All materials are composed of the same basic stuff--atoms and their electrons. Atoms come in 118 different types, giving rise to enormous variation in material properties. For example, aluminum conducts electricity; add some oxygen and you get insulating aluminum oxide. One is shiny; the latter is whitish and dull.
Just like changing the kind of atoms in a material alters its properties, topological differences can lead to vastly different physical phenomena. The common analogy to clarify the meaning of topology is the comparison of a bagel to a sphere. The distinction is that a bagel cannot be deformed into a sphere without removing the hole. In this classification, a bagel can be deformed into a coffee cup and is therefore topologically equivalent.
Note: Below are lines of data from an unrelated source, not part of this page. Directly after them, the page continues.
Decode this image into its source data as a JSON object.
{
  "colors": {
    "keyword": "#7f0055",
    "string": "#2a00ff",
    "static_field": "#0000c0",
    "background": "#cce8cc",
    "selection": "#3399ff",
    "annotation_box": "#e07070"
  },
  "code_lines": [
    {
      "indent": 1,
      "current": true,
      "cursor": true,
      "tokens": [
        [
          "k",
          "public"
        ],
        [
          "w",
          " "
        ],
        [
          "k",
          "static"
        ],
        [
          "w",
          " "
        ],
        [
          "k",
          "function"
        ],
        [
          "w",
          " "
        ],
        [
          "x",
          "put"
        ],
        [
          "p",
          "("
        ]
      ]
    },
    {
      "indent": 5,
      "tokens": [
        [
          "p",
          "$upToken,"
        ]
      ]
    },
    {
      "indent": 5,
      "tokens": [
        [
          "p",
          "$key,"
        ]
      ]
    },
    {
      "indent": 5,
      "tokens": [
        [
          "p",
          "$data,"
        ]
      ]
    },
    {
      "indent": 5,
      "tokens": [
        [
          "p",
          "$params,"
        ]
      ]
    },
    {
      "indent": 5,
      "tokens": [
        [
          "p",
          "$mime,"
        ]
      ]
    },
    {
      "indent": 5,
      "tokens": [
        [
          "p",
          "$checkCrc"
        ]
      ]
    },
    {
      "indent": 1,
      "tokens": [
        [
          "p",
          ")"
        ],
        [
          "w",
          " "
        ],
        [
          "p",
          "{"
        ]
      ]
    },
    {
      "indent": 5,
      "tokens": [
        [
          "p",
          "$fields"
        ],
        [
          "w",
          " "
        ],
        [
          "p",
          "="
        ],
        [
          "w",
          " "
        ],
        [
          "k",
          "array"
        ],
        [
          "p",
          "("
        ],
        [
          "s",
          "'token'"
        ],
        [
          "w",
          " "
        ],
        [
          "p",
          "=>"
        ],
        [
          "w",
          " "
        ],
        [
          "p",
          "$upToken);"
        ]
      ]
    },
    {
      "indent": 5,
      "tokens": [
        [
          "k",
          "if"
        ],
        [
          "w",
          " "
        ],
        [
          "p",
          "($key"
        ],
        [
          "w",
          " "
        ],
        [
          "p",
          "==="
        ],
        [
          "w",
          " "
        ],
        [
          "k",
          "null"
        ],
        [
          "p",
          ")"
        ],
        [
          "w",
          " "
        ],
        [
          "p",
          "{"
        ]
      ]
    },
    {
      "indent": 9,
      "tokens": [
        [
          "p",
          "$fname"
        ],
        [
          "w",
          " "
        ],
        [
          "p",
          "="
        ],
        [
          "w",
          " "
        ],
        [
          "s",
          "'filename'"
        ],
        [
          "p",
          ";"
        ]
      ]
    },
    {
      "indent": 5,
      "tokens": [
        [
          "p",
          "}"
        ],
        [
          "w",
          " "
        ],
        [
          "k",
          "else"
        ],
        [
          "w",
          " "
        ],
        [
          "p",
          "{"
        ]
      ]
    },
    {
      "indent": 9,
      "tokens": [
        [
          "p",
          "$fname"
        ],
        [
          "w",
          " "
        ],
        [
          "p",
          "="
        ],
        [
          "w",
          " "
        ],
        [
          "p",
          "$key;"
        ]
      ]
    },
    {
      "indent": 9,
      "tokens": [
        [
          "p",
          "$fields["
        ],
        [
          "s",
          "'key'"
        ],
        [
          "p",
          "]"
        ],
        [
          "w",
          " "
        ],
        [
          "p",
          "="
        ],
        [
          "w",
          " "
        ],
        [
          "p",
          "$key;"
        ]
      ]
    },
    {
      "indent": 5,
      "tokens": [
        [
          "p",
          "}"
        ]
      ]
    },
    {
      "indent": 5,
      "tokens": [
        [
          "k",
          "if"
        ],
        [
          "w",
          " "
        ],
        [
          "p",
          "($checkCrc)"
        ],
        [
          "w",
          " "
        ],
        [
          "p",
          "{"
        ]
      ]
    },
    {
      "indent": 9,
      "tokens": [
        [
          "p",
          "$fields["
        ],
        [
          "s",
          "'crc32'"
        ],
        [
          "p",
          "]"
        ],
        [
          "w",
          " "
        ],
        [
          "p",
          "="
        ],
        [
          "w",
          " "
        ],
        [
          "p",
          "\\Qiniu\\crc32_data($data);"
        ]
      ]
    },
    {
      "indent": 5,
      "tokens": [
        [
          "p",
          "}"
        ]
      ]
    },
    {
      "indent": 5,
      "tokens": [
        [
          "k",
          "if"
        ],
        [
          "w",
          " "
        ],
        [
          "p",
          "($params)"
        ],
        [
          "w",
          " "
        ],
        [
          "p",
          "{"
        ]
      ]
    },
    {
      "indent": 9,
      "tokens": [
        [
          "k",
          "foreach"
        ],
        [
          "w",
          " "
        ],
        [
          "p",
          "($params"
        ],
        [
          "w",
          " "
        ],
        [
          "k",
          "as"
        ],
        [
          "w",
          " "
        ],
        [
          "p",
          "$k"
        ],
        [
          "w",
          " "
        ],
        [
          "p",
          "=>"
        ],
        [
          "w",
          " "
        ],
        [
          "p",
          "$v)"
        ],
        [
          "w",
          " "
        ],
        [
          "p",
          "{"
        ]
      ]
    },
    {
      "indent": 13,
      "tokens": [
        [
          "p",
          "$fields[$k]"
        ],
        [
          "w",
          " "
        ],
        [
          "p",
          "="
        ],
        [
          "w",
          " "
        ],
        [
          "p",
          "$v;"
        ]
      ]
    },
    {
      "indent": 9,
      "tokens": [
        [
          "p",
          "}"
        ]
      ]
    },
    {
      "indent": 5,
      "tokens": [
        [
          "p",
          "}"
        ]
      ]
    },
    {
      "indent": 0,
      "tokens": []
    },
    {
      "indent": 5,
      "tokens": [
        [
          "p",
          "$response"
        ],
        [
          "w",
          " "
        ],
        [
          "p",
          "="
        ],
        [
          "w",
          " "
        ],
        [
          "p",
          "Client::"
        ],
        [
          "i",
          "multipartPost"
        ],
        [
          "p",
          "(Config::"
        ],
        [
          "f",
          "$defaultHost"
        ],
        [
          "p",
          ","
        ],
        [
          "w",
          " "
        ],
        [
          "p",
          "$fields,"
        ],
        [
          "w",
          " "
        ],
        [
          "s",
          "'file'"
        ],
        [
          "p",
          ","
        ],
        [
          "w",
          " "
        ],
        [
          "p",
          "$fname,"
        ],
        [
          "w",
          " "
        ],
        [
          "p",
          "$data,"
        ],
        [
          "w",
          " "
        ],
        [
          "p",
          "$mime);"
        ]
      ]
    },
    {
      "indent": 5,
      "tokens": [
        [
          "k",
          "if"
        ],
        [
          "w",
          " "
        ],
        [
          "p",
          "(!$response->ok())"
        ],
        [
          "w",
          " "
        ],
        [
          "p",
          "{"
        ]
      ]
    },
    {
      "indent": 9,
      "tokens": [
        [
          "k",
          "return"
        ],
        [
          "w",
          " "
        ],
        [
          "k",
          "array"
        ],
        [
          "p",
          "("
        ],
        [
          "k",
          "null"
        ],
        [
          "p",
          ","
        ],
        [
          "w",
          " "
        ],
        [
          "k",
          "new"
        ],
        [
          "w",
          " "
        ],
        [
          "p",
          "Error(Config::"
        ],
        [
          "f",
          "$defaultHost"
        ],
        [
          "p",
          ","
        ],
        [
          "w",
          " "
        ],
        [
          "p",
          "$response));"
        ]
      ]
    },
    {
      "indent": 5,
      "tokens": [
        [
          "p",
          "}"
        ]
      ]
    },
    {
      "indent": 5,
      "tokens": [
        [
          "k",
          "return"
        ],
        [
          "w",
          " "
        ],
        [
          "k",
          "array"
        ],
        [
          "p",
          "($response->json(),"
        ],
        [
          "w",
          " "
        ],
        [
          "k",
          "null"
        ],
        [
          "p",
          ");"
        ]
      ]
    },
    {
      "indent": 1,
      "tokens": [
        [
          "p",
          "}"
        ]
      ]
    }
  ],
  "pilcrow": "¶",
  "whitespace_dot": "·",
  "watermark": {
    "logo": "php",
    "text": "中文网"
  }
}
In the context of much of the condensed matter quantum research, topological refers to the energy bands. For instance, insulators and conductors have energy diagrams cannot be deformed into one another without opening or closing gaps. Just like removing the hole from the donut makes it a sphere, here the band structure must fundamentally change to go from insulator to conductor.
The effects of topology can extend beyond geometric classification. Physical states characterized by their topology survive in the presence of disruptions. Topology offers this protection because it is a kind of global aspect of the system. Adding raisins to the bagel does not remove its defining quality--the hole in the middle.
Quantum systems are fragile; various quantum effects can be disrupted if the participating particles interact with the outside world. Topology can protect quantum states from these disruptions and thus aid the advent of quantum computation.